Treasurer Peter Gutwein said a return of 4 to 6 per cent each year from investments was projected for the fund for it to last over a 10 to 12-year range.
Even though it had only achieved a 3.2-per-cent return in its first year, Mr Gutwein said it would last at least until 2027-28.
"We are in an extraordinarily low interest rate environment," he said
"It would be my expectation that over time we will probably see increases in interest rates and the fund lasting for a longer period would be my hope."
Mr Gutwein said components of the portfolio could be reinvested over the decade as cash and interest rates changed.
He said the Mersey would be funded by the budget once the money ran out.
"Our budget by the time we hit the tenth years is going to have somewhere between $9 and $10 billion worth of revenue,” he said.
"The payment to Mersey at that time I expect to be $100 to $110 million.

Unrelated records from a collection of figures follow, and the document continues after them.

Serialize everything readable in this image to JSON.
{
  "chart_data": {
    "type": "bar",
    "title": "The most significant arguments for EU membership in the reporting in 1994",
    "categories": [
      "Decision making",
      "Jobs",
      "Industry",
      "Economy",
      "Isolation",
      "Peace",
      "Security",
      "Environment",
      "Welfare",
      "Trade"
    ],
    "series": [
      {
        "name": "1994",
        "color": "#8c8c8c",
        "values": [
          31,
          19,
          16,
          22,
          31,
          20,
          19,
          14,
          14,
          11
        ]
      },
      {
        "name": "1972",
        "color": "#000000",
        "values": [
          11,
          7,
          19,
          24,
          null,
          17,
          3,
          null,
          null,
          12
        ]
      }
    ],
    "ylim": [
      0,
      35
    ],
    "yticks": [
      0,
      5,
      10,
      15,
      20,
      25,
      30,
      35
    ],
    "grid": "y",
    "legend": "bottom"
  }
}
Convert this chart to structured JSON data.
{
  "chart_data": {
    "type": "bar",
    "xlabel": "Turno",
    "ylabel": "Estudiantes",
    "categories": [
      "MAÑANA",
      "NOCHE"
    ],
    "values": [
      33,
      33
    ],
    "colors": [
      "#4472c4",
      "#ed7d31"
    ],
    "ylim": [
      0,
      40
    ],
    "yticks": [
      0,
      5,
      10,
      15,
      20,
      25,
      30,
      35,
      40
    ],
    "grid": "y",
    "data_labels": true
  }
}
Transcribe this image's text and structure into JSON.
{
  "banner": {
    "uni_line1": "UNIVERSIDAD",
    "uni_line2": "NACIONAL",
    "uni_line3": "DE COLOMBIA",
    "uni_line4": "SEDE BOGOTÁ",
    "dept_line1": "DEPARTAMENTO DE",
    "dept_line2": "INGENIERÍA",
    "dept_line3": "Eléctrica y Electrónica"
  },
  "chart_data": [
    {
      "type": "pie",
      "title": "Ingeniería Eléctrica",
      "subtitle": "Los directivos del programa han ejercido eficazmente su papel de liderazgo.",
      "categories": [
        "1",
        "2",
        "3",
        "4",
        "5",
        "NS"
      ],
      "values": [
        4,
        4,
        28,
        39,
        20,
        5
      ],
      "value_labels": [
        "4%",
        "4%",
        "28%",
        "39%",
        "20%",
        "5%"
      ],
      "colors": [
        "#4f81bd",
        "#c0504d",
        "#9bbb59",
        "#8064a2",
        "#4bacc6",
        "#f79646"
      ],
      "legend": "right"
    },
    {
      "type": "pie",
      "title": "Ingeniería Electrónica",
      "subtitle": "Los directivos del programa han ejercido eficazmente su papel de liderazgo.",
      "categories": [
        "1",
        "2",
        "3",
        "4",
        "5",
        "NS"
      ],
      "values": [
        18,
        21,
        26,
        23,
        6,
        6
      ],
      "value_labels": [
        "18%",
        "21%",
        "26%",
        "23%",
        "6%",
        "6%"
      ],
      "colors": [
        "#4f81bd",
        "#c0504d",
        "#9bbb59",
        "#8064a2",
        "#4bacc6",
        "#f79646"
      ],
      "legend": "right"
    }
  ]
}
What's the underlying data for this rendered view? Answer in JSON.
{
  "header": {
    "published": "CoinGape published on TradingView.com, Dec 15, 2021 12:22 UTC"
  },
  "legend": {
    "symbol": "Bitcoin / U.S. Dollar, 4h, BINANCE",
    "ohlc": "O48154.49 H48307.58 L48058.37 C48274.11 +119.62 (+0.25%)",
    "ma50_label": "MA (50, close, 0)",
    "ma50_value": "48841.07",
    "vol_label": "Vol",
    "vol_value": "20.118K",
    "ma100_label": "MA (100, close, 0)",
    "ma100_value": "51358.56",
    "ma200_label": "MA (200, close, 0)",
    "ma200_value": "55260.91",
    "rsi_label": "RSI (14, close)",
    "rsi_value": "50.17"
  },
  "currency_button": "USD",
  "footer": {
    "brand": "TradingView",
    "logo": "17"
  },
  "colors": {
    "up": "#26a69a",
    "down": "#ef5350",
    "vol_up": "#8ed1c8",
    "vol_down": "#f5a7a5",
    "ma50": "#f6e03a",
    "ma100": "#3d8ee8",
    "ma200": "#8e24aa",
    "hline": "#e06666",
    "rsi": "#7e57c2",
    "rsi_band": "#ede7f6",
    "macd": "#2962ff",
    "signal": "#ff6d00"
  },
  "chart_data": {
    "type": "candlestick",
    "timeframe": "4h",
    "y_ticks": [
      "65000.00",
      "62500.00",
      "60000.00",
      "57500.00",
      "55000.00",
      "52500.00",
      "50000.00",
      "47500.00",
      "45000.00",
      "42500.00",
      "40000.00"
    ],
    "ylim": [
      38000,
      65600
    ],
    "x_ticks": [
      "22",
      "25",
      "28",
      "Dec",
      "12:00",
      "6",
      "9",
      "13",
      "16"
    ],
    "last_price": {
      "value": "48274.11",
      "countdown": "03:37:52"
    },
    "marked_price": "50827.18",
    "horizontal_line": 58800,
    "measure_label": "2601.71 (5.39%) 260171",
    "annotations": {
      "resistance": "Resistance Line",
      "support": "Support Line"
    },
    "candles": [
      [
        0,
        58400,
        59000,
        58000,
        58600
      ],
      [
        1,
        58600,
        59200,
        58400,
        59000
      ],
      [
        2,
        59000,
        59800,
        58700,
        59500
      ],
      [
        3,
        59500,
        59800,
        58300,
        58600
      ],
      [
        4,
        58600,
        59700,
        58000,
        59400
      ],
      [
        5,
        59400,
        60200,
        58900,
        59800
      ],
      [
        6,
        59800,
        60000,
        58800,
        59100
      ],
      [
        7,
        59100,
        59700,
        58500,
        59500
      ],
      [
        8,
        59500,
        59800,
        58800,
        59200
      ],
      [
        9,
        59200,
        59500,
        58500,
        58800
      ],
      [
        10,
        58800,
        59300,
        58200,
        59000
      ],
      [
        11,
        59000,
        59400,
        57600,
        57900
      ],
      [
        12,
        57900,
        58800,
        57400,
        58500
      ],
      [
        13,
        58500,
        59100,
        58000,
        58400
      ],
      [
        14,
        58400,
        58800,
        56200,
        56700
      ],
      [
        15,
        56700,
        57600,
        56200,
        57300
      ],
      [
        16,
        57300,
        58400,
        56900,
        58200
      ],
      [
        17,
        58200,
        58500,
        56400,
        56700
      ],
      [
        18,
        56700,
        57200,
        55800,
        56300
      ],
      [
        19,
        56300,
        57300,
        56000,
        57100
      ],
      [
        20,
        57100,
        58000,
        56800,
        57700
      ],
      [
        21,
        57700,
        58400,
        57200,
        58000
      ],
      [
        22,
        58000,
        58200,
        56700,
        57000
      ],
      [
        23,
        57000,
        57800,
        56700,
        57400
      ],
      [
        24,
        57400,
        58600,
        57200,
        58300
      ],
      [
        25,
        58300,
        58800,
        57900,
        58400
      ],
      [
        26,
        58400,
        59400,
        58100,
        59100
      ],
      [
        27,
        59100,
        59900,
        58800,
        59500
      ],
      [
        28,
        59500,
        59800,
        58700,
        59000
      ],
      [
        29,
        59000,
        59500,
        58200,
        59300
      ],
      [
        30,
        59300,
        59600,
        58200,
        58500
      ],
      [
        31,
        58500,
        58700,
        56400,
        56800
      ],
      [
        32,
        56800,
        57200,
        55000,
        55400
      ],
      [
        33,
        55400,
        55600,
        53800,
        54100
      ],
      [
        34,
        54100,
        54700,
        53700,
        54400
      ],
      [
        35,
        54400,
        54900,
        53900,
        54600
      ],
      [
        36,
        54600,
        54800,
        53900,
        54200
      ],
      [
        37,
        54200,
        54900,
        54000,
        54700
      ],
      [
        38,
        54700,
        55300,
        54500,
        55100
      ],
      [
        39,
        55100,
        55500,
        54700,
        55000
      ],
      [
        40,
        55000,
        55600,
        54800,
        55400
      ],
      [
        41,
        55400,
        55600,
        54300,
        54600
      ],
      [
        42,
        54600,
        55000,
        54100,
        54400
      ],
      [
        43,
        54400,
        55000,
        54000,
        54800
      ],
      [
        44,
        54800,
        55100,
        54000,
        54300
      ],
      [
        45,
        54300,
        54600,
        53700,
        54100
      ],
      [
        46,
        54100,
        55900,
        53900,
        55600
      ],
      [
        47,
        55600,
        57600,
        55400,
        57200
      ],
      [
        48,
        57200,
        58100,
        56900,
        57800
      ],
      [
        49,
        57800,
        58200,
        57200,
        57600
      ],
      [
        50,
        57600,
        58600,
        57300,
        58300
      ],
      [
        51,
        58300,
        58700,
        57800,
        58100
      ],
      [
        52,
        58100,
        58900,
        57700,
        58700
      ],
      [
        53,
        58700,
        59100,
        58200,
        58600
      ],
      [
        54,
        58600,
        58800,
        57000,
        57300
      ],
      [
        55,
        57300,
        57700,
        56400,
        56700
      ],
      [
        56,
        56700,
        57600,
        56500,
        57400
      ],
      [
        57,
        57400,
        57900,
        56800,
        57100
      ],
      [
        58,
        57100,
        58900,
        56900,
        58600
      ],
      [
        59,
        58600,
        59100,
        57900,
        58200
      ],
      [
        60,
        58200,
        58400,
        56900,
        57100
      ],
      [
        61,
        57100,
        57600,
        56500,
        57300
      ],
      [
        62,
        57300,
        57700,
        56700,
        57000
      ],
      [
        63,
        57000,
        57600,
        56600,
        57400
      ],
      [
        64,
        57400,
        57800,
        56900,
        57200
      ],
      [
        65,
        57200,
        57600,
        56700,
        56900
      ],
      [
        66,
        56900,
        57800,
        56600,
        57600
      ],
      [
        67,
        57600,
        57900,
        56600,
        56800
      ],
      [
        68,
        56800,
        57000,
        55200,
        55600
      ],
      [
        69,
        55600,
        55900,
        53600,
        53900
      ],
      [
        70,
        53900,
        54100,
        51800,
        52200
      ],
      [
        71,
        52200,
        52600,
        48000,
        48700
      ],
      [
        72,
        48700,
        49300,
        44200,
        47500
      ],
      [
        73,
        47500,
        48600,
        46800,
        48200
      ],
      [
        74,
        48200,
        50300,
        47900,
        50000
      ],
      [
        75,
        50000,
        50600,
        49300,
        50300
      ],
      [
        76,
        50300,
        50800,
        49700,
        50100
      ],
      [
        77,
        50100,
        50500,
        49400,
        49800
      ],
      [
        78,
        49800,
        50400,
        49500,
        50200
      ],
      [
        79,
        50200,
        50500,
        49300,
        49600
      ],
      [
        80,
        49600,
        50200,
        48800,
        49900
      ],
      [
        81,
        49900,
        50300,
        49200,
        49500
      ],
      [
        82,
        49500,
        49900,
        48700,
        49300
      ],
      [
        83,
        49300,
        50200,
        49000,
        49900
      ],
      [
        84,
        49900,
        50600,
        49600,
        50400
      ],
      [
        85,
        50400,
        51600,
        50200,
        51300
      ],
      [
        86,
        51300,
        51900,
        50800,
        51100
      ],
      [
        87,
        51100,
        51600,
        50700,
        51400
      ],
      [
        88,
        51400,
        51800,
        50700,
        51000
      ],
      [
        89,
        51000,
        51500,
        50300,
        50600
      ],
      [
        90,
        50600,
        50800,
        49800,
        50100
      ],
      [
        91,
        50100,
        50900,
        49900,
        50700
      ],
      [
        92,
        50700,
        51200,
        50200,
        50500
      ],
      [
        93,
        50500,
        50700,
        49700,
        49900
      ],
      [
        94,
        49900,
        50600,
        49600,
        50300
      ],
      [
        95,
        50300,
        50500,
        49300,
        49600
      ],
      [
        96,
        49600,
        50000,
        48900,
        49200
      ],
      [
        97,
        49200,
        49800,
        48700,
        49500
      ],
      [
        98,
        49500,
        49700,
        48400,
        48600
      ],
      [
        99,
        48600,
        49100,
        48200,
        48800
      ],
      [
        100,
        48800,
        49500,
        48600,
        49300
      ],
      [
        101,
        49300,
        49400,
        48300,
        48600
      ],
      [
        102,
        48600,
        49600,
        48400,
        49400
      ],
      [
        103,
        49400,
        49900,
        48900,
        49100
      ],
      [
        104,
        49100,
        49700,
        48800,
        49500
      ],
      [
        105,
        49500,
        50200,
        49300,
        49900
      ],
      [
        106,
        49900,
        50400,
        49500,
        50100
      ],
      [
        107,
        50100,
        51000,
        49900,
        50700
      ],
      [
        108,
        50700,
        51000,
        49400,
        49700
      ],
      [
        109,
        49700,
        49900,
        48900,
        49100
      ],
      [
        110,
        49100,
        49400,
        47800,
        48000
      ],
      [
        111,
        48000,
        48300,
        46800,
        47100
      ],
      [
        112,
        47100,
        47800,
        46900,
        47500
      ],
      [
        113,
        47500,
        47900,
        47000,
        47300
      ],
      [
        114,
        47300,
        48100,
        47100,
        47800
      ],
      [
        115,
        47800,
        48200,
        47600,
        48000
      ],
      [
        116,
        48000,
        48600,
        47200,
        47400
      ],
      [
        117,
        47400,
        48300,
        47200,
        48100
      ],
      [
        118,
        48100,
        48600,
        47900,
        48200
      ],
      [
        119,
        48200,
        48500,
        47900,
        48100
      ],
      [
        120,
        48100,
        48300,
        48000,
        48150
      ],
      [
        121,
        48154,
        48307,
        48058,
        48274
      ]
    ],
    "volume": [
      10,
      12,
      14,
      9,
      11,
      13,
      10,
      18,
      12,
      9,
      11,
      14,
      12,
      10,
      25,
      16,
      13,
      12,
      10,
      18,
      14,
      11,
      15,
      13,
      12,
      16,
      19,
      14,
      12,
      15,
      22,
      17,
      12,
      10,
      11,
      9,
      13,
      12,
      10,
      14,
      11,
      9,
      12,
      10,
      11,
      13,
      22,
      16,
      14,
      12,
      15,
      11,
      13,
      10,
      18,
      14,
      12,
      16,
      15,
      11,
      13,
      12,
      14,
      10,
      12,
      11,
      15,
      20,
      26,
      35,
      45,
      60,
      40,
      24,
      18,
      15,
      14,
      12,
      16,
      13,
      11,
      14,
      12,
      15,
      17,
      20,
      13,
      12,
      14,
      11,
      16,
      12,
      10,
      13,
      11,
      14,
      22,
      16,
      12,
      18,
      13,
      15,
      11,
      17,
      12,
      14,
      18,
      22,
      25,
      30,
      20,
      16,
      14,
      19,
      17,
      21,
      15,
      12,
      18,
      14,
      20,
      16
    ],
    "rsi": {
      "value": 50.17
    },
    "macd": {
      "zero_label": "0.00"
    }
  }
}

The budget can sustain that."
Payments for the hospital’s operations are made on July 15 and have an annual indexation rate of 3.5 per cent, as was under the previous agreement with federal government payments.
The investment porfolio is made up of $15 million in cash, $473 in mortgage-backed securities and $177 million in corporate bonds and floating rate notes.
TasCorp chief executive Stephen Rochester said more than 68 per cent of the money was invested in AAA-rated investments.
Labor’s health spokeswoman Sarah Lovell said the investment strategy relied on “wildly unrealistic assumptions” including that health inflation would remain below 3.5 per cent.